Hierarchical clustering
merg = linkage(data_model,method="ward")
plt.figure(figsize=(25,10))
dendrogram(merg,leaf_rotation = 90)
plt.xlabel("data points")
plt.ylabel("euclidean distance")
plt.show()
This code is using the linkage() and dendrogram() functions from the scipy library to perform hierarchical clustering on a dataset (stored in the variable “data_model”) and visualize the resulting dendrogram.
The linkage() function is used to calculate the linkage matrix, which encodes the hierarchical clustering information. The method used is “ward”, which minimizes the variance of the distances between the clusters being merged.
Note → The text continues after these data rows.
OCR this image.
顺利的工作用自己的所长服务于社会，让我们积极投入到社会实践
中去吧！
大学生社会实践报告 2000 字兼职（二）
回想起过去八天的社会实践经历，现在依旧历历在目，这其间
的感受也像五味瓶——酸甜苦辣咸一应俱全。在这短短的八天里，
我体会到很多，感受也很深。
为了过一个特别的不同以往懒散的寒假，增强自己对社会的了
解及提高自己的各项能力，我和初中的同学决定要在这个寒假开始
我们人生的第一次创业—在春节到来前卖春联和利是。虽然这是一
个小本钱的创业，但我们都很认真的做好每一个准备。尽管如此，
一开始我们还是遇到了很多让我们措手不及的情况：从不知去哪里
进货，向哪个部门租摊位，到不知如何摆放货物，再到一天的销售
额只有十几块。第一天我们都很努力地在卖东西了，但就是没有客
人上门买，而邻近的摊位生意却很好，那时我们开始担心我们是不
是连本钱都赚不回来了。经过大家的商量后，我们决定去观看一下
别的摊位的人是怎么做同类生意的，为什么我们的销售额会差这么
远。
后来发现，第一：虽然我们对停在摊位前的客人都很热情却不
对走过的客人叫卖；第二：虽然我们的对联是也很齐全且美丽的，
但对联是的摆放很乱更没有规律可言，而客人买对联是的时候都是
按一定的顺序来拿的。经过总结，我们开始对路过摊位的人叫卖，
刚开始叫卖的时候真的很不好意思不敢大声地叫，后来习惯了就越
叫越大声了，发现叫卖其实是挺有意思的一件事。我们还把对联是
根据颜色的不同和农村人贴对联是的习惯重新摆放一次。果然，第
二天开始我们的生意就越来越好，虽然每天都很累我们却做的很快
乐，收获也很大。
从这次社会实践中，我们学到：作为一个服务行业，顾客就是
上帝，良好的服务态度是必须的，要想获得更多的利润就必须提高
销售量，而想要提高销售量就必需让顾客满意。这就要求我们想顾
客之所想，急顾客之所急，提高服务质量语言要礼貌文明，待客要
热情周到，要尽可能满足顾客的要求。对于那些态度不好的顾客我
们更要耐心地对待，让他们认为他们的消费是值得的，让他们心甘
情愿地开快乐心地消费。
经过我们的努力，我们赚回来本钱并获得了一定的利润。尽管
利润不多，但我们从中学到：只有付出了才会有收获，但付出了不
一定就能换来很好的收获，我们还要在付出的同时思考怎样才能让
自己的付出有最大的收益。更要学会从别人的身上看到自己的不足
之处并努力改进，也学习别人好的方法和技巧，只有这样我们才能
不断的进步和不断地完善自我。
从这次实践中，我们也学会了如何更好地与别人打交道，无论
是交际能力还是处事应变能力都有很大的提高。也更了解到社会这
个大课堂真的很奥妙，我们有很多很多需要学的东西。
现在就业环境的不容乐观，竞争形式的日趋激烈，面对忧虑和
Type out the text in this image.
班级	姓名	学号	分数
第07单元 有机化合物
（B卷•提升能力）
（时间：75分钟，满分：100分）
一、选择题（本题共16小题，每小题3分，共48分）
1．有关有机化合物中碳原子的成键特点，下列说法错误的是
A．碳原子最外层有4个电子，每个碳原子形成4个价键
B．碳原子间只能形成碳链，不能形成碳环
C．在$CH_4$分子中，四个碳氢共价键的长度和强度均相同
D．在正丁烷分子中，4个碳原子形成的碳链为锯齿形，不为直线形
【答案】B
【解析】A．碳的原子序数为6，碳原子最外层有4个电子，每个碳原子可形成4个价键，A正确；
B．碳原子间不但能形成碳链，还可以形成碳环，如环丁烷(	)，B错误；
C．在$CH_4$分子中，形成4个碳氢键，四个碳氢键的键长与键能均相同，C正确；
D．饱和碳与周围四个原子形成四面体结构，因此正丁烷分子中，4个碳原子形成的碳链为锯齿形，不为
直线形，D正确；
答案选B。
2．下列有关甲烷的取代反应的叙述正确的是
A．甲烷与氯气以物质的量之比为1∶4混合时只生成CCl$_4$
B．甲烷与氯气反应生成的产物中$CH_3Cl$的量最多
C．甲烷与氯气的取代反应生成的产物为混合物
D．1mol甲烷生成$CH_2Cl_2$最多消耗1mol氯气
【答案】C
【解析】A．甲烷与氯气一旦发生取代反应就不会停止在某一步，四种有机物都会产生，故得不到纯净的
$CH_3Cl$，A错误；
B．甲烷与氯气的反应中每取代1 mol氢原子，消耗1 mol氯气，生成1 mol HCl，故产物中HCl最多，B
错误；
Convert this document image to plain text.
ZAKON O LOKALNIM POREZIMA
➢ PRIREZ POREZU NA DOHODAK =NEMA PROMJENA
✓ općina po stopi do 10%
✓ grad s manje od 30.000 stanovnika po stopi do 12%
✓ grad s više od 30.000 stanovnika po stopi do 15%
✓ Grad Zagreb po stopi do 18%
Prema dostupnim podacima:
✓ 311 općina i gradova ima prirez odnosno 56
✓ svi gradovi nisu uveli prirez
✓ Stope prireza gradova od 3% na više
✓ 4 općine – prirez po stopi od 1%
The dendrogram() function is then used to visualize the linkage matrix as a dendrogram. The leaf_rotation argument is set to 90, which rotates the leaves of the dendrogram by 90 degrees.
The plt.figure() function is used to set the size of the dendrogram plot, and plt.xlabel() and plt.ylabel() are used to add labels to the x and y axes of the plot. Finally, plt.show() is used to display the plot on the screen.
#create model
hiyerartical_cluster = AgglomerativeClustering(n_clusters = 5,
affinity= "euclidean",linkage = "ward")
data_predict = hiyerartical_cluster.fit_predict(data_model)
plt.figure(figsize=(15,10))
plt.scatter( x = 'Annual Income (k$)' ,y = 'Spending Score (1-100)' ,
data = data_model , c = data_predict , s = 200 )
plt.show()
This code is creating an instance of the AgglomerativeClustering class from the sklearn library with the following parameters:
- n_clusters = 5: this sets the number of clusters that the algorithm will create.
- affinity = “euclidean”: this sets the distance metric that the algorithm will use to calculate the similarity between data points. In this case, it is using the euclidean distance.
- linkage = “ward”: this sets the linkage criteria that the algorithm will use to merge clusters. In this case, it is using the ward linkage criteria.
The next line, “data_predict = hiyerartical_cluster.fit_predict(data_model)”, is fitting the clustering model to the “data_model” data and predicting the cluster assignments for each data point.
The following lines are creating a scatter plot of the data with the x-axis being “Annual Income (k$)” and the y-axis being “Spending Score (1–100)”. The points on the plot will be colored based on the cluster assignment predicted by the algorithm (c = data_predict) and will have a size of 200 (s = 200). The plt.show() command is displaying the plot.